Only with Rudolph was her husband generous. Rudolph the hope of the family. He was handsome, well-mannered, well-spoken, admired by his teachers, affectionate. He was the only member of the family who kissed her when he left in the morning and returned in the evening. Both she and her husband saw the redemption of their separate failures in their older son. Rudolph had a talent for music and played the trumpet in the school band. At the end of the last school year Axel had bought a trumpet for him, a gleaming, golden instrument. It was the one gift to any of them that Axel had ever made. Everything else he had given to them had come as a result of ferocious bargaining. It was strange to hear the soaring, triumphant horn notes resounding through the grey undusted apartment when Rudolph was practising. Rudolph played club dates at dances and Axel had advanced him the money for a tuxedo, thirty-five dollars, an unheard-of outpouring. And he permitted Rudolph to hold on to the money he earned. ‘Save it,’ he said. ‘You’ll be able to use it when you get to college.’ It was understood from the beginning that Rudolph was going to college. Somehow.

She feels guilty about Rudolph. All her love is for him. She is too exhausted to love anybody but her chosen son. She touches him when she can, she goes into his room when he is sleeping and kisses his forehead, she washes and irons his clothes when she is dizzy from fatigue so that his splendour will be clear to all eyes at every moment. She cuts out hems from the school newspaper when he wins a race and pastel his report cards neatly in a scrap book that she keeps on her dresser next to her copy of Gone with the Wind.

Her younger son Thomas and her daughter are inhabitants of her house. Rudolph is her blood. When she looks at him she sees the image of her ghostly father.

She has no hopes for Thomas. With his blind, sly, derisive face. He is a ruffian, always brawling, always in trouble at school, insolent, mocking, going his own way, without standards, sliding in and out of the house on his own secret schedule, impervious to punishment. On some calendar, somewhere, disgrace is printed in blood red, like a dreadful holiday, for her son Thomas. There is nothing to be done about it. She does not love him and she cannot hold out a hand to him.

So, the mother, standing on swollen legs at the window, surrounded by her family in the sleeping house. Insomniac, un-fastidious, overworked, ailing, shapeless, avoiding mirrors, a writer of suicide notes, greying at the age of forty-two, her bathrobe dusted with ash from her cigarette.

A train hoots far away, troops piled into the rattling coaches, on their way to distant ports, on their way to the sound of guns. Thank God Rudolph is not yet seventeen. She would die if they took him for a soldier.

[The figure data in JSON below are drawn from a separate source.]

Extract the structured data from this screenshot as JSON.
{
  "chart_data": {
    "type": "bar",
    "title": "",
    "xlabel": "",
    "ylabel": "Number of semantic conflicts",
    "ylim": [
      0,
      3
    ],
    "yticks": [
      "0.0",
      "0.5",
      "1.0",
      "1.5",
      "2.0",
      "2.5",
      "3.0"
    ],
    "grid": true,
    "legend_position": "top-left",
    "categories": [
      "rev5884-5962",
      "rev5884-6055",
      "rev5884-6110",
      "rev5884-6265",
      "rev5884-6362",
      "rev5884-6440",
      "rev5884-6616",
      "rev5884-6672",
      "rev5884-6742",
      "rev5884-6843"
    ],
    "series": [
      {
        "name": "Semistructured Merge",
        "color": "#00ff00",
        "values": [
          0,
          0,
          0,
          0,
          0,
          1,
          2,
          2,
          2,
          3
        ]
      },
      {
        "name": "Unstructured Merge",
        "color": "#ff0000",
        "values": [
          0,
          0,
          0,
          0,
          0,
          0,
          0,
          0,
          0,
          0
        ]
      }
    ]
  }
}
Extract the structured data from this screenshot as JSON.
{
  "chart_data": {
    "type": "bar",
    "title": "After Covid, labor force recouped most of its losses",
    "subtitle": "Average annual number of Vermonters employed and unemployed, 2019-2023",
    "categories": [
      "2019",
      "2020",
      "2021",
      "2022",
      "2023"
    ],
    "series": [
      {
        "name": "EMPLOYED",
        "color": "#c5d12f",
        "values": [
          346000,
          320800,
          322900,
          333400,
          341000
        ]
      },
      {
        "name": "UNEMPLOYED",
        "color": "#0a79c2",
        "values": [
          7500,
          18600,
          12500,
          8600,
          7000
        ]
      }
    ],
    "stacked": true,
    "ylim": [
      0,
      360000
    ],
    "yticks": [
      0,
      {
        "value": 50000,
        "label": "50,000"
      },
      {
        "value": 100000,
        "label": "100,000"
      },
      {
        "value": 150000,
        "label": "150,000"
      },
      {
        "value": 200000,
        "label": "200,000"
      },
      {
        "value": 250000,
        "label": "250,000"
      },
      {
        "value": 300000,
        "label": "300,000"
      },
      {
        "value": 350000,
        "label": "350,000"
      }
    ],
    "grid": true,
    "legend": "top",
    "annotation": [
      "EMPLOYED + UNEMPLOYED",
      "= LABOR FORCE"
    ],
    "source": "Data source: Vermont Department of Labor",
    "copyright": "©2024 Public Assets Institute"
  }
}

She lights a last cigarette, takes off her robe, the cigarette hanging carelessly from her lower lip, and gets into bed. She lies there smoking. She will sleep a few hours. But she knows she will wake when she hears her husband coming heavily up the steps, rank with the sweat of his night’s work and the whiskey he has drunk.

The office clock stood at five to twelve. Gretchen kept typing. Since it was Saturday, the other girls had already stopped working and were making up, ready to depart. Two of them, Luella Devlin and Pat Hauser, had invited her to go out and have a pizza with them, but she was in no mood for their brainless gabble this afternoon. When she. was in high school she had had three good friends, Bertha Sorel, Sue Jackson, Felicity Turner. They were the brightest girls in the school and they had made a small, superior, isolated clique. She wished all three of them or any one of them were in town today. But they all came from well-off families and had gone off to college and she had found no one else to take their place in her life.